SIETE gobiernos autonómicos han aceptado el ofrecimiento del Gobierno de la nación de integrar sus oficinas en el extranjero dentro de las representaciones estatales, sean misiones diplomáticas o sedes económicas y comerciales. Los restantes gobiernos autonómicos, que son más de siete, se resisten.

La oferta del Gobierno está puesta en razón, y más en tiempos de obligada austeridad. Partiendo de la base de que embajadas y consulados tienen la obligación de defender allá donde estén los intereses de España en su conjunto, no se entiende por qué las comunidades autónomas que forman parte de España necesitan cada una su propia "embajada" para la defensa de sus intereses específicos. Podría aceptarse alguna excepción -pienso en Bruselas, tal vez-, pero la norma general debería ser la otra.

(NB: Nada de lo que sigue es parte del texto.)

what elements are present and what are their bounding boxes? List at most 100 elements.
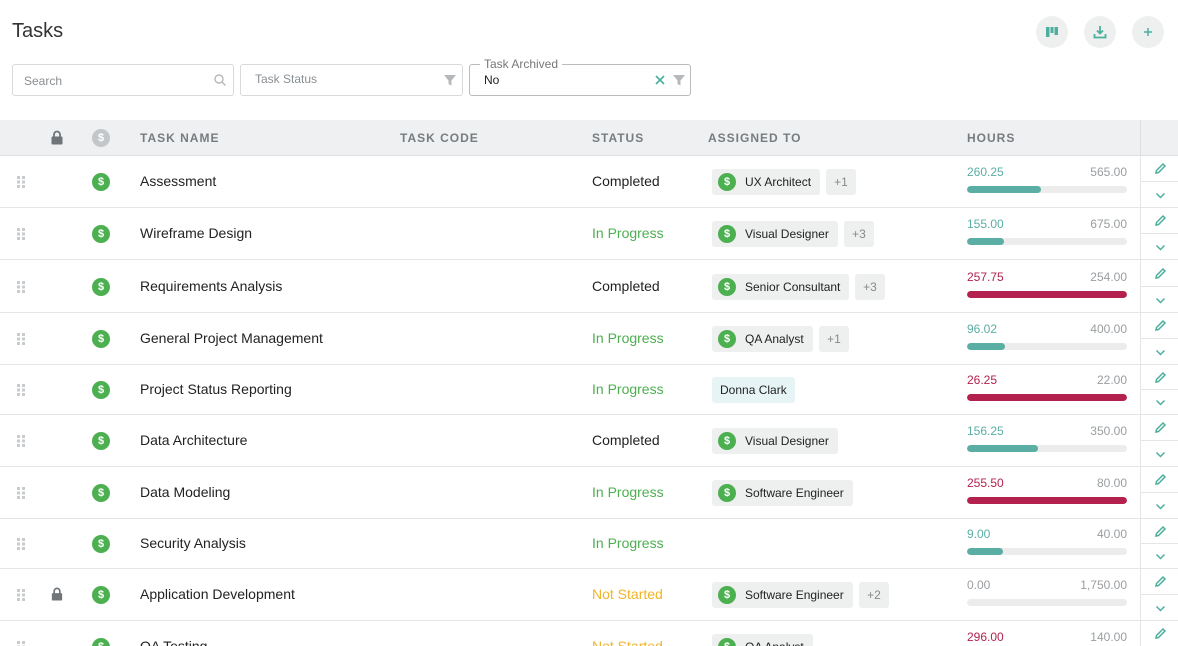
table-row[interactable]: $ General Project Management In Progress $ Q… — [0, 313, 1178, 365]
chevron-down-icon — [1155, 399, 1165, 406]
edit-button[interactable] — [1141, 415, 1178, 441]
more-assignees-badge[interactable]: +3 — [855, 274, 885, 300]
edit-button[interactable] — [1141, 313, 1178, 339]
drag-handle-icon[interactable] — [16, 434, 26, 448]
task-name[interactable]: Data Architecture — [140, 432, 247, 448]
expand-button[interactable] — [1141, 441, 1178, 467]
expand-button[interactable] — [1141, 544, 1178, 569]
plus-icon — [1144, 28, 1152, 36]
column-task-name[interactable]: TASK NAME — [140, 131, 219, 145]
task-name[interactable]: QA Testing — [140, 638, 207, 646]
column-status[interactable]: STATUS — [592, 131, 644, 145]
task-status-select[interactable]: Task Status — [240, 64, 463, 96]
task-name[interactable]: Assessment — [140, 173, 216, 189]
edit-button[interactable] — [1141, 569, 1178, 595]
assignee-chip[interactable]: $ Visual Designer — [712, 221, 838, 247]
drag-handle-icon[interactable] — [16, 537, 26, 551]
more-assignees-badge[interactable]: +2 — [859, 582, 889, 608]
edit-button[interactable] — [1141, 365, 1178, 390]
hours-progress-fill — [967, 394, 1127, 401]
page-title: Tasks — [12, 20, 64, 42]
drag-handle-icon[interactable] — [16, 227, 26, 241]
more-assignees-badge[interactable]: +1 — [826, 169, 856, 195]
expand-button[interactable] — [1141, 182, 1178, 208]
edit-button[interactable] — [1141, 260, 1178, 287]
edit-button[interactable] — [1141, 467, 1178, 493]
assignee-chip[interactable]: $ QA Analyst — [712, 326, 813, 352]
table-row[interactable]: $ Requirements Analysis Completed $ Senior C… — [0, 260, 1178, 313]
edit-button[interactable] — [1141, 208, 1178, 234]
task-name[interactable]: Wireframe Design — [140, 225, 252, 241]
task-archived-select[interactable]: Task Archived No — [469, 57, 691, 96]
edit-button[interactable] — [1141, 156, 1178, 182]
hours-progress-fill — [967, 186, 1041, 193]
expand-button[interactable] — [1141, 595, 1178, 621]
hours-estimate: 400.00 — [1090, 322, 1127, 336]
table-row[interactable]: $ Data Modeling In Progress $ Software Engin… — [0, 467, 1178, 519]
board-view-button[interactable] — [1036, 16, 1068, 48]
assignee-chip[interactable]: $ Software Engineer — [712, 582, 853, 608]
expand-button[interactable] — [1141, 287, 1178, 313]
table-header: $ TASK NAME TASK CODE STATUS ASSIGNED TO… — [0, 120, 1178, 156]
clear-icon[interactable] — [654, 74, 666, 86]
task-status-placeholder: Task Status — [255, 72, 318, 86]
table-row[interactable]: $ Wireframe Design In Progress $ Visual Desi… — [0, 208, 1178, 260]
assignee-name: Visual Designer — [745, 227, 829, 241]
table-row[interactable]: $ QA Testing Not Started $ QA Analyst 296.00 1… — [0, 621, 1178, 646]
more-assignees-badge[interactable]: +1 — [819, 326, 849, 352]
search-input[interactable]: Search — [12, 64, 234, 96]
download-button[interactable] — [1084, 16, 1116, 48]
row-actions — [1140, 260, 1178, 313]
task-name[interactable]: General Project Management — [140, 330, 323, 346]
table-row[interactable]: $ Application Development Not Started $ Soft… — [0, 569, 1178, 621]
assignee-chip[interactable]: $ Software Engineer — [712, 480, 853, 506]
role-dollar-icon: $ — [718, 484, 736, 502]
column-assigned-to[interactable]: ASSIGNED TO — [708, 131, 801, 145]
drag-handle-icon[interactable] — [16, 175, 26, 189]
task-name[interactable]: Data Modeling — [140, 484, 230, 500]
edit-button[interactable] — [1141, 519, 1178, 544]
drag-handle-icon[interactable] — [16, 280, 26, 294]
expand-button[interactable] — [1141, 234, 1178, 260]
pencil-icon — [1154, 473, 1166, 485]
drag-handle-icon[interactable] — [16, 332, 26, 346]
expand-button[interactable] — [1141, 339, 1178, 365]
billable-icon: $ — [92, 381, 110, 399]
search-placeholder: Search — [24, 74, 63, 88]
assignee-chip[interactable]: Donna Clark — [712, 377, 795, 403]
chevron-down-icon — [1155, 192, 1165, 199]
drag-handle-icon[interactable] — [16, 486, 26, 500]
assignee-chip[interactable]: $ UX Architect — [712, 169, 821, 195]
hours-progress-fill — [967, 548, 1003, 555]
assignee-name: QA Analyst — [745, 640, 804, 646]
drag-handle-icon[interactable] — [16, 383, 26, 397]
row-actions — [1140, 313, 1178, 365]
task-name[interactable]: Requirements Analysis — [140, 278, 282, 294]
hours-progress-bar — [967, 497, 1127, 504]
task-name[interactable]: Application Development — [140, 586, 295, 602]
assignee-name: QA Analyst — [745, 332, 804, 346]
hours-progress-fill — [967, 343, 1006, 350]
drag-handle-icon[interactable] — [16, 640, 26, 646]
task-status: In Progress — [592, 330, 664, 346]
expand-button[interactable] — [1141, 493, 1178, 519]
column-task-code[interactable]: TASK CODE — [400, 131, 479, 145]
row-actions — [1140, 467, 1178, 519]
task-name[interactable]: Security Analysis — [140, 535, 246, 551]
filter-icon — [444, 75, 456, 86]
task-name[interactable]: Project Status Reporting — [140, 381, 292, 397]
assignee-chip[interactable]: $ QA Analyst — [712, 634, 813, 646]
table-row[interactable]: $ Assessment Completed $ UX Architect +1 260.2… — [0, 156, 1178, 208]
more-assignees-badge[interactable]: +3 — [844, 221, 874, 247]
assignee-chip[interactable]: $ Visual Designer — [712, 428, 838, 454]
assignee-chip[interactable]: $ Senior Consultant — [712, 274, 850, 300]
table-row[interactable]: $ Project Status Reporting In Progress Donn… — [0, 365, 1178, 415]
hours-used: 26.25 — [967, 373, 998, 387]
add-task-button[interactable] — [1132, 16, 1164, 48]
column-hours[interactable]: HOURS — [967, 131, 1015, 145]
expand-button[interactable] — [1141, 390, 1178, 415]
drag-handle-icon[interactable] — [16, 588, 26, 602]
table-row[interactable]: $ Security Analysis In Progress 9.00 40.00 — [0, 519, 1178, 569]
table-row[interactable]: $ Data Architecture Completed $ Visual Desig… — [0, 415, 1178, 467]
edit-button[interactable] — [1141, 621, 1178, 646]
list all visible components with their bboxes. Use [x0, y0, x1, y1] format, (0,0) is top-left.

La duplicidad que se ha ido produciendo obedece a un prurito de mimesis de las autonomías con respecto al Estado, reproduciendo a escala todas sus estructuras desde la premisa de que de esta forma adquieren mayor rango. También influye el efecto imitación: la primera comunidad que inauguró sedes y "embajadores" en el exterior ha llevado a las otras a no ser menos. Sería tanto como devaluarse.

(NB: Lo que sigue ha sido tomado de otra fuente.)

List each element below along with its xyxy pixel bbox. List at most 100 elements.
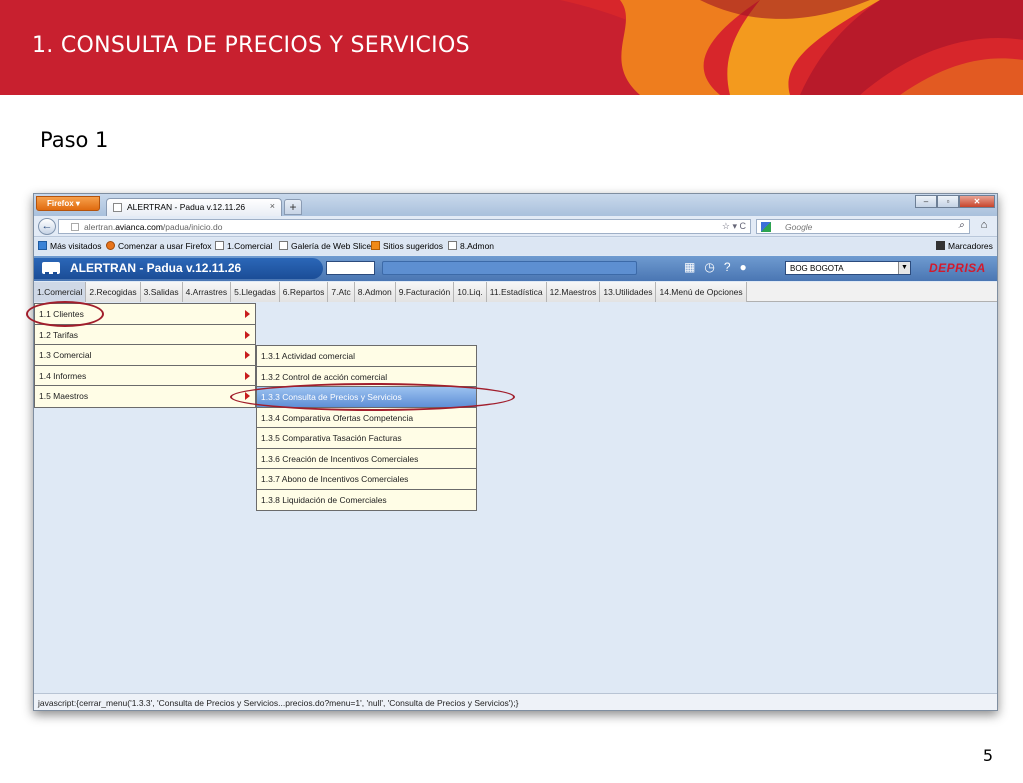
office-select[interactable]: BOG BOGOTA ▼ [785, 261, 911, 275]
maximize-button[interactable]: ▫ [937, 195, 959, 208]
bookmarks-icon [936, 241, 945, 250]
menu-estadistica[interactable]: 11.Estadística [486, 282, 547, 302]
arrow-right-icon [245, 330, 250, 339]
submenu-item-label: 1.3 Comercial [39, 350, 92, 360]
menu-repartos[interactable]: 6.Repartos [279, 282, 329, 302]
menu-arrastres[interactable]: 4.Arrastres [182, 282, 232, 302]
main-menu-bar: 1.Comercial 2.Recogidas 3.Salidas 4.Arra… [34, 282, 997, 302]
search-input[interactable]: Google ⌕ [756, 219, 970, 234]
deprisa-logo: DEPRISA [929, 261, 986, 275]
app-toolbar-icons: ▦ ◷? ● [684, 260, 756, 274]
suggested-sites-icon [371, 241, 380, 250]
menu-opciones[interactable]: 14.Menú de Opciones [656, 282, 747, 302]
bookmark-web-slice[interactable]: Galería de Web Slice [279, 241, 371, 251]
app-title-box: ALERTRAN - Padua v.12.11.26 [34, 258, 323, 279]
slide-title: 1. CONSULTA DE PRECIOS Y SERVICIOS [32, 33, 470, 58]
step-label: Paso 1 [40, 128, 109, 152]
highlight-oval-clientes [26, 301, 104, 327]
menu-item-comparativa-tasacion[interactable]: 1.3.5 Comparativa Tasación Facturas [257, 428, 476, 449]
bookmark-label: 1.Comercial [227, 241, 273, 251]
arrow-right-icon [245, 371, 250, 380]
tab-title: ALERTRAN - Padua v.12.11.26 [127, 202, 246, 212]
comercial-subsubmenu: 1.3.1 Actividad comercial 1.3.2 Control … [256, 345, 477, 511]
slide-header-banner: 1. CONSULTA DE PRECIOS Y SERVICIOS [0, 0, 1023, 95]
menu-salidas[interactable]: 3.Salidas [140, 282, 183, 302]
page-icon [113, 203, 122, 212]
url-prefix: alertran. [84, 222, 116, 232]
user-icon[interactable]: ● [740, 260, 747, 274]
google-icon [761, 222, 771, 232]
app-header: ALERTRAN - Padua v.12.11.26 ▦ ◷? ● BOG BOG… [34, 256, 997, 281]
menu-atc[interactable]: 7.Atc [328, 282, 355, 302]
clock-icon[interactable]: ◷ [704, 260, 714, 274]
bookmark-label: 8.Admon [460, 241, 495, 251]
app-status-bar [382, 261, 637, 275]
submenu-item-label: 1.5 Maestros [39, 391, 89, 401]
submenu-item-label: 1.2 Tarifas [39, 329, 79, 340]
page-icon [448, 241, 457, 250]
web-slice-icon [279, 241, 288, 250]
home-icon[interactable]: ⌂ [974, 219, 994, 234]
close-window-button[interactable]: ✕ [959, 195, 995, 208]
bookmarks-menu-label: Marcadores [948, 241, 993, 251]
browser-status-bar: javascript:{cerrar_menu('1.3.3', 'Consul… [34, 693, 997, 710]
submenu-item-maestros[interactable]: 1.5 Maestros [35, 386, 255, 407]
navigation-bar: ← alertran.avianca.com/padua/inicio.do ☆… [34, 216, 997, 237]
star-reload-icons[interactable]: ☆ ▾ C [722, 221, 746, 232]
page-icon [71, 223, 79, 231]
quick-access-input[interactable] [326, 261, 375, 275]
most-visited-icon [38, 241, 47, 250]
minimize-button[interactable]: – [915, 195, 937, 208]
browser-window: Firefox ▾ ALERTRAN - Padua v.12.11.26 × … [33, 193, 998, 711]
firefox-menu-label: Firefox [47, 199, 74, 208]
menu-facturacion[interactable]: 9.Facturación [395, 282, 455, 302]
bookmarks-menu[interactable]: Marcadores [936, 241, 993, 251]
truck-icon [42, 262, 60, 275]
menu-comercial[interactable]: 1.Comercial [34, 282, 87, 302]
search-placeholder: Google [785, 222, 813, 232]
slide-number: 5 [982, 746, 993, 765]
bookmark-label: Sitios sugeridos [383, 241, 444, 251]
url-path: /padua/inicio.do [162, 222, 223, 232]
firefox-icon [106, 241, 115, 250]
menu-item-abono-incentivos[interactable]: 1.3.7 Abono de Incentivos Comerciales [257, 469, 476, 490]
menu-admon[interactable]: 8.Admon [354, 282, 396, 302]
bookmark-suggested-sites[interactable]: Sitios sugeridos [371, 241, 443, 251]
tab-alertran[interactable]: ALERTRAN - Padua v.12.11.26 × [106, 198, 282, 216]
submenu-item-comercial[interactable]: 1.3 Comercial [35, 345, 255, 366]
office-select-value: BOG BOGOTA [790, 264, 844, 273]
new-tab-button[interactable]: + [284, 199, 302, 215]
calendar-icon[interactable]: ▦ [684, 260, 695, 274]
arrow-right-icon [245, 351, 250, 359]
bookmark-most-visited[interactable]: Más visitados [38, 241, 102, 251]
menu-item-actividad-comercial[interactable]: 1.3.1 Actividad comercial [257, 346, 476, 367]
bookmark-firefox[interactable]: Comenzar a usar Firefox [106, 241, 212, 251]
menu-llegadas[interactable]: 5.Llegadas [231, 282, 280, 302]
bookmark-label: Comenzar a usar Firefox [118, 241, 212, 251]
submenu-item-informes[interactable]: 1.4 Informes [35, 366, 255, 386]
menu-liq[interactable]: 10.Liq. [454, 282, 487, 302]
submenu-item-label: 1.4 Informes [39, 370, 87, 381]
menu-utilidades[interactable]: 13.Utilidades [600, 282, 657, 302]
bookmarks-bar: Más visitados Comenzar a usar Firefox 1.… [34, 238, 997, 255]
bookmark-label: Más visitados [50, 241, 102, 251]
bookmark-comercial[interactable]: 1.Comercial [215, 241, 272, 251]
search-icon[interactable]: ⌕ [958, 220, 964, 231]
window-controls: – ▫ ✕ [915, 195, 995, 208]
browser-titlebar: Firefox ▾ ALERTRAN - Padua v.12.11.26 × … [34, 194, 997, 216]
arrow-right-icon [245, 310, 250, 318]
bookmark-admon[interactable]: 8.Admon [448, 241, 494, 251]
close-tab-icon[interactable]: × [270, 201, 275, 211]
url-domain: avianca.com [115, 222, 163, 232]
highlight-oval-consulta [230, 383, 515, 411]
menu-recogidas[interactable]: 2.Recogidas [86, 282, 141, 302]
back-button[interactable]: ← [38, 218, 56, 235]
menu-item-liquidacion[interactable]: 1.3.8 Liquidación de Comerciales [257, 490, 476, 511]
help-icon[interactable]: ? [724, 260, 731, 274]
firefox-menu-button[interactable]: Firefox ▾ [36, 196, 100, 211]
menu-maestros[interactable]: 12.Maestros [546, 282, 601, 302]
page-icon [215, 241, 224, 250]
url-bar[interactable]: alertran.avianca.com/padua/inicio.do ☆ ▾… [58, 219, 751, 234]
menu-item-creacion-incentivos[interactable]: 1.3.6 Creación de Incentivos Comerciales [257, 449, 476, 469]
submenu-item-tarifas[interactable]: 1.2 Tarifas [35, 325, 255, 345]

El tipo de resistencia que la mayoría de los gobiernos regionales están ejerciendo en este asunto es semejante al que la mayoría de los alcaldes han presentado ante el proyecto de reforma local que promovía la concentración de municipios, la reducción del número de concejales y la homologación a la baja de los sueldos de los ediles. Hasta tal punto que Rajoy ha aceptado aparcar el proyecto.

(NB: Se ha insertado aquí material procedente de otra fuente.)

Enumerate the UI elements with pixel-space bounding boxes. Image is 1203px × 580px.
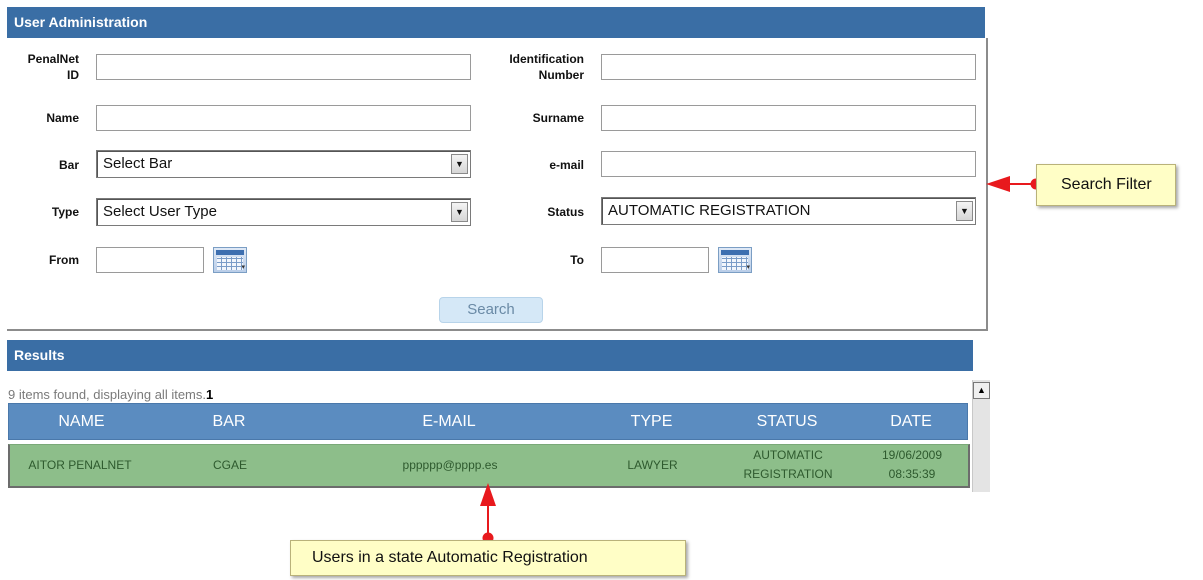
bar-select[interactable]: Select Bar ▼ <box>96 150 471 178</box>
user-type-select[interactable]: Select User Type ▼ <box>96 198 471 226</box>
identification-number-label-line2: Number <box>538 68 584 82</box>
name-label: Name <box>46 111 79 125</box>
identification-number-input[interactable] <box>601 54 976 80</box>
calendar-icon[interactable]: ▾ <box>718 247 752 273</box>
cell-date-line1: 19/06/2009 <box>881 448 943 462</box>
status-select[interactable]: AUTOMATIC REGISTRATION ▼ <box>601 197 976 225</box>
column-header-date[interactable]: DATE <box>877 413 945 431</box>
penalnet-id-label-line1: PenalNet <box>27 52 79 66</box>
cell-date: 19/06/2009 08:35:39 <box>872 446 952 484</box>
cell-date-line2: 08:35:39 <box>888 467 936 481</box>
to-date-input[interactable] <box>601 247 709 273</box>
calendar-icon[interactable]: ▾ <box>213 247 247 273</box>
penalnet-id-input[interactable] <box>96 54 471 80</box>
table-header-row: NAME BAR E-MAIL TYPE STATUS DATE <box>8 403 968 440</box>
column-header-status[interactable]: STATUS <box>741 413 833 431</box>
search-filter-panel: PenalNet ID Identification Number Name S… <box>7 38 988 331</box>
results-scrollbar[interactable]: ▲ <box>972 380 990 492</box>
cell-type: LAWYER <box>627 458 678 472</box>
results-summary-text: 9 items found, displaying all items. <box>8 387 206 402</box>
chevron-down-icon[interactable]: ▼ <box>956 201 973 221</box>
from-label: From <box>49 253 79 267</box>
identification-number-label-line1: Identification <box>509 52 584 66</box>
cell-status-line2: REGISTRATION <box>743 467 833 481</box>
type-label: Type <box>51 205 79 219</box>
cell-status-line1: AUTOMATIC <box>753 448 823 462</box>
penalnet-id-label-line2: ID <box>67 68 79 82</box>
bar-label: Bar <box>58 158 79 172</box>
email-input[interactable] <box>601 151 976 177</box>
column-header-type[interactable]: TYPE <box>614 413 689 431</box>
column-header-email[interactable]: E-MAIL <box>389 413 509 431</box>
user-administration-screen: User Administration PenalNet ID Identifi… <box>0 0 1203 580</box>
status-label: Status <box>547 205 584 219</box>
search-filter-callout: Search Filter <box>1036 164 1176 206</box>
penalnet-id-label: PenalNet ID <box>9 51 79 83</box>
column-header-bar[interactable]: BAR <box>199 413 259 431</box>
column-header-name[interactable]: NAME <box>29 413 134 431</box>
status-select-value: AUTOMATIC REGISTRATION <box>608 202 811 219</box>
surname-input[interactable] <box>601 105 976 131</box>
cell-email: pppppp@pppp.es <box>402 458 498 472</box>
name-input[interactable] <box>96 105 471 131</box>
cell-name: AITOR PENALNET <box>28 458 132 472</box>
scroll-up-arrow-icon[interactable]: ▲ <box>973 382 990 399</box>
to-label: To <box>570 253 584 267</box>
bar-select-value: Select Bar <box>103 155 173 172</box>
search-button[interactable]: Search <box>439 297 543 323</box>
user-type-select-value: Select User Type <box>103 203 217 220</box>
cell-status: AUTOMATIC REGISTRATION <box>728 446 848 484</box>
cell-bar: CGAE <box>212 458 247 472</box>
surname-label: Surname <box>532 111 584 125</box>
automatic-registration-callout: Users in a state Automatic Registration <box>290 540 686 576</box>
from-date-input[interactable] <box>96 247 204 273</box>
user-administration-header: User Administration <box>7 7 985 38</box>
results-header: Results <box>7 340 973 371</box>
table-row[interactable]: AITOR PENALNET CGAE pppppp@pppp.es LAWYE… <box>8 444 970 488</box>
page-number-link[interactable]: 1 <box>206 387 213 402</box>
results-summary: 9 items found, displaying all items.1 <box>8 387 213 402</box>
email-label: e-mail <box>549 158 584 172</box>
identification-number-label: Identification Number <box>464 51 584 83</box>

Mal que bien, las distintas administraciones han asumido las políticas de control del déficit público, imponiendo los recortes de todos conocidos a la ciudadanía toda (en distinta proporción según los grupos sociales, eso sí). No obstante, se muestran más reacias a administrar la medicina de la sobriedad en el gasto cuando les afecta directamente a ellas. Hay una gran distancia cuantitativa y cualitativa entre los rigores aplicados a pensionistas, contribuyentes, dependientes, asalariados, estudiantes y pacientes de la Seguridad Social, y los tímidos ajustes en la Administración central, autonómica o municipal, los cientos de organismos de utilidad dudosa -de algunos se podría prescindir en esta coyuntura, otros no deberían haberse creado nunca-, las televisiones elefantiásicas y la inflada nómina de empleados en entes, empresas públicas, consejos, fundaciones, observatorios y demás.

Es la triste verdad: a los ciudadanos los están dejando en los huesos mientras que a los gobernantes les cuesta Dios y ayuda eliminar algo de grasa de los aparatos con que despliegan su poder.